Kobe’s shoes and jewels go on sale
GENEVA >> A diamond bracelet that once belonged to France’s Marie Antoinette and a sapphireand-diamond brooch with matching ear clips that once dangled from a Russian grand duchess are among the featured items in auctions of jewelry and other collectibles next week in Geneva.
Also going under the hammer in the lakeside Swiss city will be a pair of high-top Nike sneakers from the late NBA player Kobe Bryant, the Lakers shooting guard who died in a helicopter crash in Calabasas last year.
The blue, white and gold Nike Air Zoom Huarache 2K4 basketball shoes are expected to fetch up to $38,000) during a Nov. 11 sale at Sotheby’s.
Bryant reportedly wore the sneakers in a March 17, 2004, victory over the Clippers, according to the auction house.
But as usual in the Geneva fall auction season, diamonds, emeralds, sapphires, rubies and other prized gems will be the highlights of next week’s sales at Sotheby’s and rival Christie’s.
Christie’s is putting up on auction an eye-popping pair of heavy bracelets from the 18th century that are studded with three rows of small diamonds.
The bracelets are billed as one of the last remaining vestiges of Marie Antoinette’s rich jewelry cabinet that are still available for sale.

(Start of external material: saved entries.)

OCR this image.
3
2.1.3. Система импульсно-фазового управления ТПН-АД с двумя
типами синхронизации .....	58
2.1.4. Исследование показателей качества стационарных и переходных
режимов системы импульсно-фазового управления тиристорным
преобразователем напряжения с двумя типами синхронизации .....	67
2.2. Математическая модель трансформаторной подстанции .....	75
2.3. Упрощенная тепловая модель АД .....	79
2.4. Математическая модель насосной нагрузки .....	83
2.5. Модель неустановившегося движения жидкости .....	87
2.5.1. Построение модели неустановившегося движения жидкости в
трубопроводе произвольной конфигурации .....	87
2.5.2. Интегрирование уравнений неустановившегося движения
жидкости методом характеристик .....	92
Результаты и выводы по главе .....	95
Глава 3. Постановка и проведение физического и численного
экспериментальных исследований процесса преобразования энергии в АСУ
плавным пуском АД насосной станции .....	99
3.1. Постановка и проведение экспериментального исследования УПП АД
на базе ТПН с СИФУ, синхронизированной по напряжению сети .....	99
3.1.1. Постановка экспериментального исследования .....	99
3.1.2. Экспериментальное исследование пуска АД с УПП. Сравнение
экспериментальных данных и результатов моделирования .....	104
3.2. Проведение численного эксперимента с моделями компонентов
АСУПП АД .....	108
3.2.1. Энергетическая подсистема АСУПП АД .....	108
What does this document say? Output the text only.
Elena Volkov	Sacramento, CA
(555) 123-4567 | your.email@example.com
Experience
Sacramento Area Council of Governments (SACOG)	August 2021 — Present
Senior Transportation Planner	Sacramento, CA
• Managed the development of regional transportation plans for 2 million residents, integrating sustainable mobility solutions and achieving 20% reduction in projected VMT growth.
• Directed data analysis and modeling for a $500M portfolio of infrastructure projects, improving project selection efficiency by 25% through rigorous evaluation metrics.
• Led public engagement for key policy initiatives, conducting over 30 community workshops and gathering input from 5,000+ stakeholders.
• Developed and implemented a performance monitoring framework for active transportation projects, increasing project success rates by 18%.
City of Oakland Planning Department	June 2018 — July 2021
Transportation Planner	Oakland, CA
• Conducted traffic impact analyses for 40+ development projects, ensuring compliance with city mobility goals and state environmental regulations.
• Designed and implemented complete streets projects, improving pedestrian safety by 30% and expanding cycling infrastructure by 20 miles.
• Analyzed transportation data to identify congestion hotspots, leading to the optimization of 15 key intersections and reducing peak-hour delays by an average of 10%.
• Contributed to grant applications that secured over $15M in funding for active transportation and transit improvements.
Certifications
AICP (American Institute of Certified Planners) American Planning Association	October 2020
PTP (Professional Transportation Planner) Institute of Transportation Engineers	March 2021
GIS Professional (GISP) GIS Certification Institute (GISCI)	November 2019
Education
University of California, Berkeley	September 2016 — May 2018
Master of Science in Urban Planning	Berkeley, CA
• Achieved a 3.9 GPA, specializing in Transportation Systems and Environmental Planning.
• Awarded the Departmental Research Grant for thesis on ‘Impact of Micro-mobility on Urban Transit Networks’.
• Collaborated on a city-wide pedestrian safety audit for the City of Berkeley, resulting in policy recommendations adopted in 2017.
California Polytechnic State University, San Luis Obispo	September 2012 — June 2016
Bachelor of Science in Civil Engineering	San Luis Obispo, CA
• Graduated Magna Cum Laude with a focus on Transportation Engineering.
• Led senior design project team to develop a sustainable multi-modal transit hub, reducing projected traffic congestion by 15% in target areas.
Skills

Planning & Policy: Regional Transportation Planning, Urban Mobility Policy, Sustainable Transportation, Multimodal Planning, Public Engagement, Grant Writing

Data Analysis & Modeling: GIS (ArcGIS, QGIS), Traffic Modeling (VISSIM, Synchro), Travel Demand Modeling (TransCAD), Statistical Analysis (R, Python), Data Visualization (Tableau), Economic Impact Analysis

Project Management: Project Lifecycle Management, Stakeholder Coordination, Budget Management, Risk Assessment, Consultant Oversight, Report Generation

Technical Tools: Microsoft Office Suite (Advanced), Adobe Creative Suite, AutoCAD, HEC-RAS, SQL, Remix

The auction house said the famed royal and wife of King Louis XVI was known to have carefully wrapped her jewels in cotton herself, hoping to keep them outside revolutionary France, which ultimately took her life via the guillotine.
The bracelets, commissioned about 1776, were kept within royal lineage for over 200 years, Christie’s said.
“Despite Marie-Antoinette’s capture in the French Revolution and her unfortunate death in 1793, the bracelets survived and were passed on to her daughter, Madame Royale, and then the Duchess of Parma,” said Max Fawcett, head of Christie’s jewelry department, referring respectively to Marie-Therese of France, the couple’s daughter, and Princess Louise d’Artois, who died in 1864.